“All your life you have been as a son to me. I have loved you. I have been proud of you. It is because I love you, Shoz-Dijiji, that I am going to tell you this thing now. When I have told you you will know that you need not throw away your life fighting the pindah-lickoyee, fighting the battles of the Apaches.

“Shoz-Dijiji, you are not an Apache. You are not a Shis-Inday. You are a pindah-lickoyee.”

The eyes of the Apache Devil narrowed. “You are my father,” he said, “but not even you may call Shoz-Dijiji a pindah-lickoyee and live. That, Juh learned.”

Geronimo shook his head sadly. “Juh knew,” he said. “He was with me when we killed your father and mother in a pass in the Stein’s Peak Range.
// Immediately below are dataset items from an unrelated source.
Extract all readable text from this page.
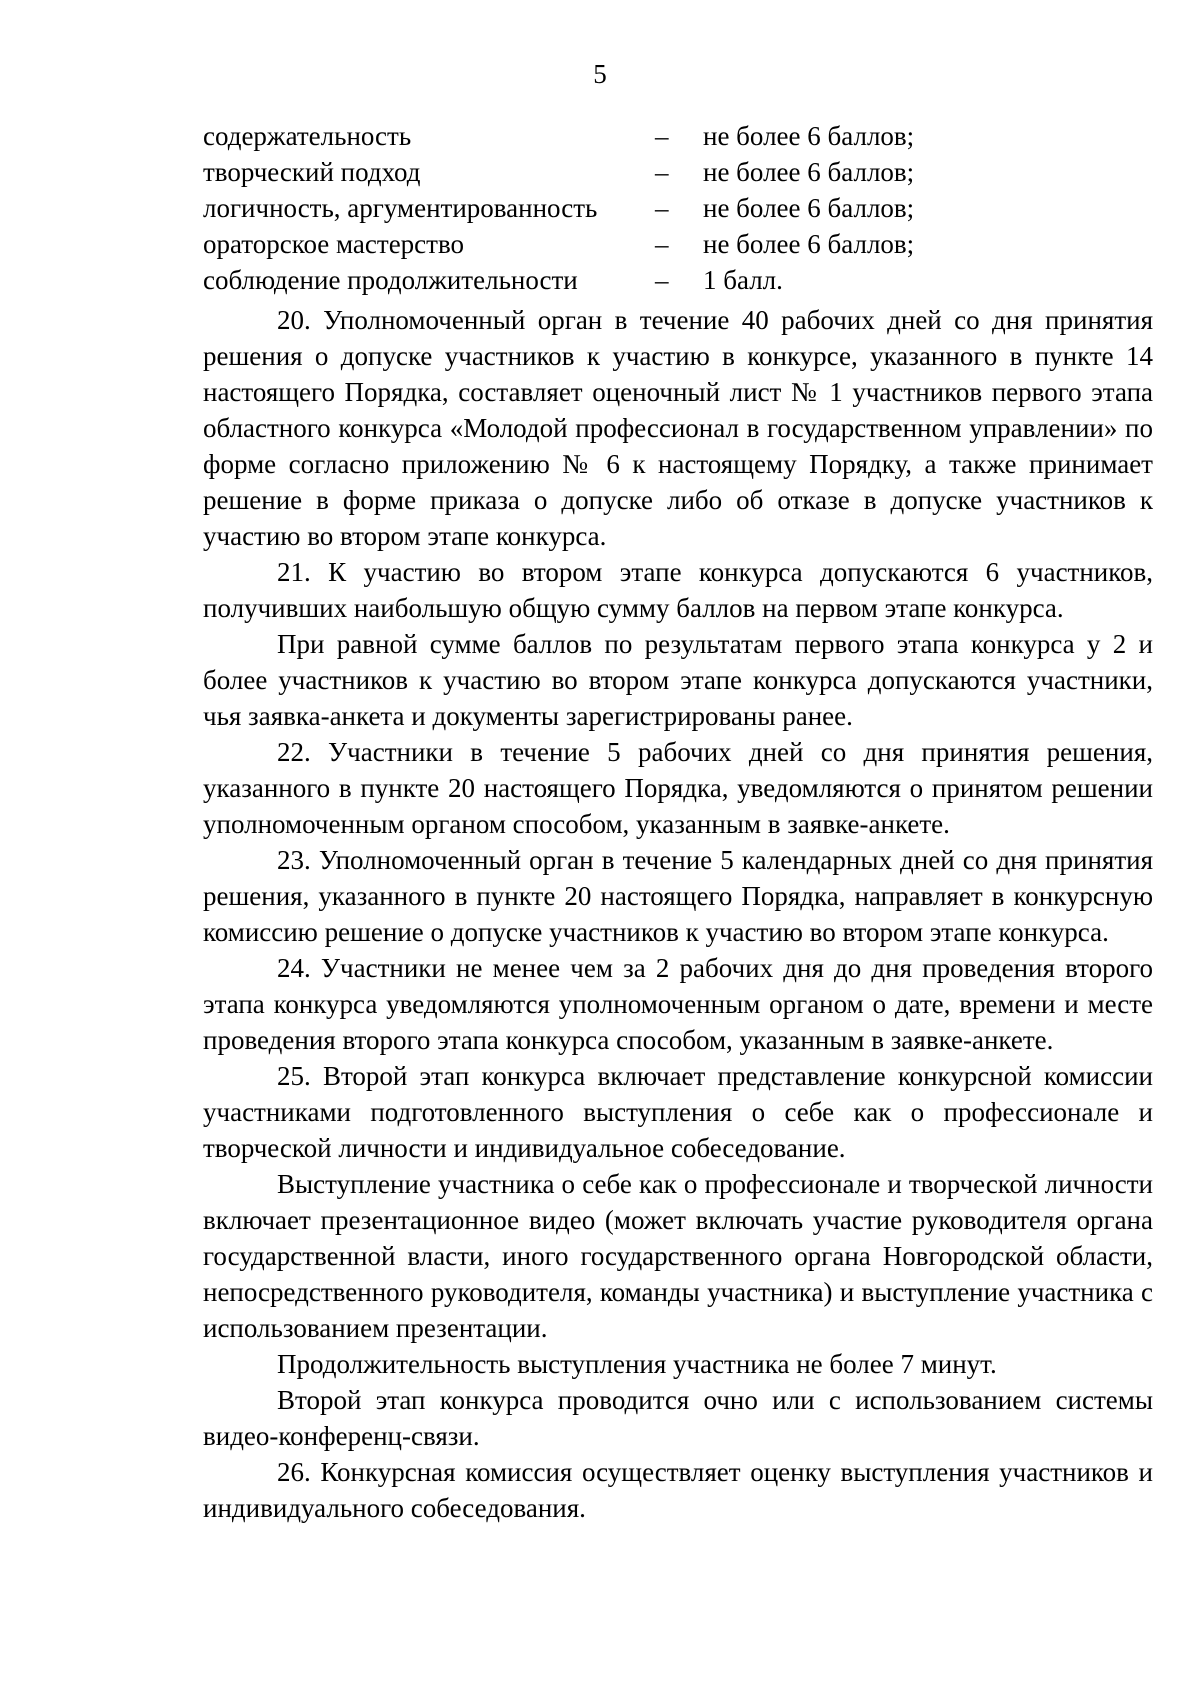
5
содержательность	–	не более 6 баллов;
творческий подход	–	не более 6 баллов;
логичность, аргументированность	–	не более 6 баллов;
ораторское мастерство	–	не более 6 баллов;
соблюдение продолжительности	–	1 балл.

20. Уполномоченный орган в течение 40 рабочих дней со дня принятия решения о допуске участников к участию в конкурсе, указанного в пункте 14 настоящего Порядка, составляет оценочный лист № 1 участников первого этапа областного конкурса «Молодой профессионал в государственном управлении» по форме согласно приложению № 6 к настоящему Порядку, а также принимает решение в форме приказа о допуске либо об отказе в допуске участников к участию во втором этапе конкурса.

21. К участию во втором этапе конкурса допускаются 6 участников, получивших наибольшую общую сумму баллов на первом этапе конкурса.

При равной сумме баллов по результатам первого этапа конкурса у 2 и более участников к участию во втором этапе конкурса допускаются участники, чья заявка-анкета и документы зарегистрированы ранее.

22. Участники в течение 5 рабочих дней со дня принятия решения, указанного в пункте 20 настоящего Порядка, уведомляются о принятом решении уполномоченным органом способом, указанным в заявке-анкете.

23. Уполномоченный орган в течение 5 календарных дней со дня принятия решения, указанного в пункте 20 настоящего Порядка, направляет в конкурсную комиссию решение о допуске участников к участию во втором этапе конкурса.

24. Участники не менее чем за 2 рабочих дня до дня проведения второго этапа конкурса уведомляются уполномоченным органом о дате, времени и месте проведения второго этапа конкурса способом, указанным в заявке-анкете.

25. Второй этап конкурса включает представление конкурсной комиссии участниками подготовленного выступления о себе как о профессионале и творческой личности и индивидуальное собеседование.

Выступление участника о себе как о профессионале и творческой личности включает презентационное видео (может включать участие руководителя органа государственной власти, иного государственного органа Новгородской области, непосредственного руководителя, команды участника) и выступление участника с использованием презентации.

Продолжительность выступления участника не более 7 минут.

Второй этап конкурса проводится очно или с использованием системы видео-конференц-связи.

26. Конкурсная комиссия осуществляет оценку выступления участников и индивидуального собеседования.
It was Juh who dragged you from the wagon and would have killed you but for Geronimo.”

“It is a lie!” growled Shoz-Dijiji.

“Has Geronimo ever lied to you?” asked the old war chief.

“Cochise swore before the council fire that I was as much an Apache as he,” cried the young man.

“Cochise did not lie,” said Geronimo. “You are as much an Apache as any of us in heart and spirit, but in your veins flows the blood of your white-eyed father.

“Twenty three times have the rains come since the day that I killed him; and I have kept my lips sealed because I loved you and because you were as much my son to me as though you were flesh of my own flesh; but now the time has come that you should know, for as an Apache every man’s hand will be turned against you, but as a pindah-lickoyee you will have a chance that no Apache ever may have.”

For a few moments Shoz-Dijiji sat in brooding silence. Presently he spoke.